Cell Phones on Airplanes Dangerous? We Don't Know

ByABC News
March 3, 2006, 2:26 PM

March 3, 2006 -- -- Boiled down to its essence, the ongoing debate about whether cell phones and other personal electronic devices could ever pose a true risk to the safety of an airline flight by messing with the cockpit displays comes down to this: We still don't know.

Yes, a new study just published validates that airline cabins are full of radio energy emitted by cell phones, DVD players and portable GPS devices, but we already knew this.

While the recommendations of a research team at Carnegie Mellon University are largely right (we need more research and more money for the NASA reporting system in aviation; and we need to harmonize airborne emission standards and get the FAA and FCC to cooperate), there is still no definitive evidence that the electronic gadgets we can use in flight (though are not necessarily permitted to) can pose problems.

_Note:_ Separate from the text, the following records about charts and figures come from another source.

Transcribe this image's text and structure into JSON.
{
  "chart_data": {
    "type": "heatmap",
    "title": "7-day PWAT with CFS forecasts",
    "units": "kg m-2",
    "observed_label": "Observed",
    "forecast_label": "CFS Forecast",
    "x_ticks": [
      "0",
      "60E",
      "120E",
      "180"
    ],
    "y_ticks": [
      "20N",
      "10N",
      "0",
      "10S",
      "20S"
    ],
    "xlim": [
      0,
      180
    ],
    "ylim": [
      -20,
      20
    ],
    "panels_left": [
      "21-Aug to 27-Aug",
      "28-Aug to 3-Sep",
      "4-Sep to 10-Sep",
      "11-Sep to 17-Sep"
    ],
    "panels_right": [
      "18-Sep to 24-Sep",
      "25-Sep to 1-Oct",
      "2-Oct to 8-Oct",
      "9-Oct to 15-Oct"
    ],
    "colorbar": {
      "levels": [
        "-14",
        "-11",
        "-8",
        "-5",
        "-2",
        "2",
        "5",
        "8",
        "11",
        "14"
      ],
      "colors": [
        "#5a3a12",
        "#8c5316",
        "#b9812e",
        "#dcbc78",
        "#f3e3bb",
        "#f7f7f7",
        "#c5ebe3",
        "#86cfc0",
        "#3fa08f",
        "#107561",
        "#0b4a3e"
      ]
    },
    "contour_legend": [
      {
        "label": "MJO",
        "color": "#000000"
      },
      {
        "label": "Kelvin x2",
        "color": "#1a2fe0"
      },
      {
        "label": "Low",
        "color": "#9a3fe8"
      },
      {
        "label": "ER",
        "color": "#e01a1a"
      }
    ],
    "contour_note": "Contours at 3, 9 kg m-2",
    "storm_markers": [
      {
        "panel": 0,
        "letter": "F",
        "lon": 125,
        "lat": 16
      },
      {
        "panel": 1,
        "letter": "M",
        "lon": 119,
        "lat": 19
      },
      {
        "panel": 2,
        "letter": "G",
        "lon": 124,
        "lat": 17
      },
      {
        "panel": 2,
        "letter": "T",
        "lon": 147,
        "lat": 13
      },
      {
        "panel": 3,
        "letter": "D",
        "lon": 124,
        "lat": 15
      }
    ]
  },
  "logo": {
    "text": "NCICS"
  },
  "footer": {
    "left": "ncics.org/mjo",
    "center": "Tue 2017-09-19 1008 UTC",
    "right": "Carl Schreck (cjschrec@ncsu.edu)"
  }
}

But here's the bottom line: People will cheat. Always.

They will make clandestine phone calls on the landing approach or run devices the flight attendants told them to shut off when the plane is cruising below 10,000 feet. Depend on it. In other words, if flight safety depends on compliance in the cabin with directives to turn off or not use certain devices, then we're already operating in an unsafe system, which I do not believe is the case.

When and if we ever do discover and validate that there is a true, no-foolin' potential for in-cabin passenger electronics to bobble or interfere with flight deck instruments, we have only two choices: completely ban devices like cell phones, DVD players, GPS units, radios -- or whatever items are found to be particularly dangerous, or beef up the invulnerability of the instruments in the cockpit so that radio interference is impossible.

The latter is the only rational solution, and achieving the status of an interference-free cockpit is already a known art.

The U.S. military has had decades of experience in "hardening" cockpit electronics so that powerful radio emissions from, for example, shipborne radars or enemy transmitters can't penetrate it.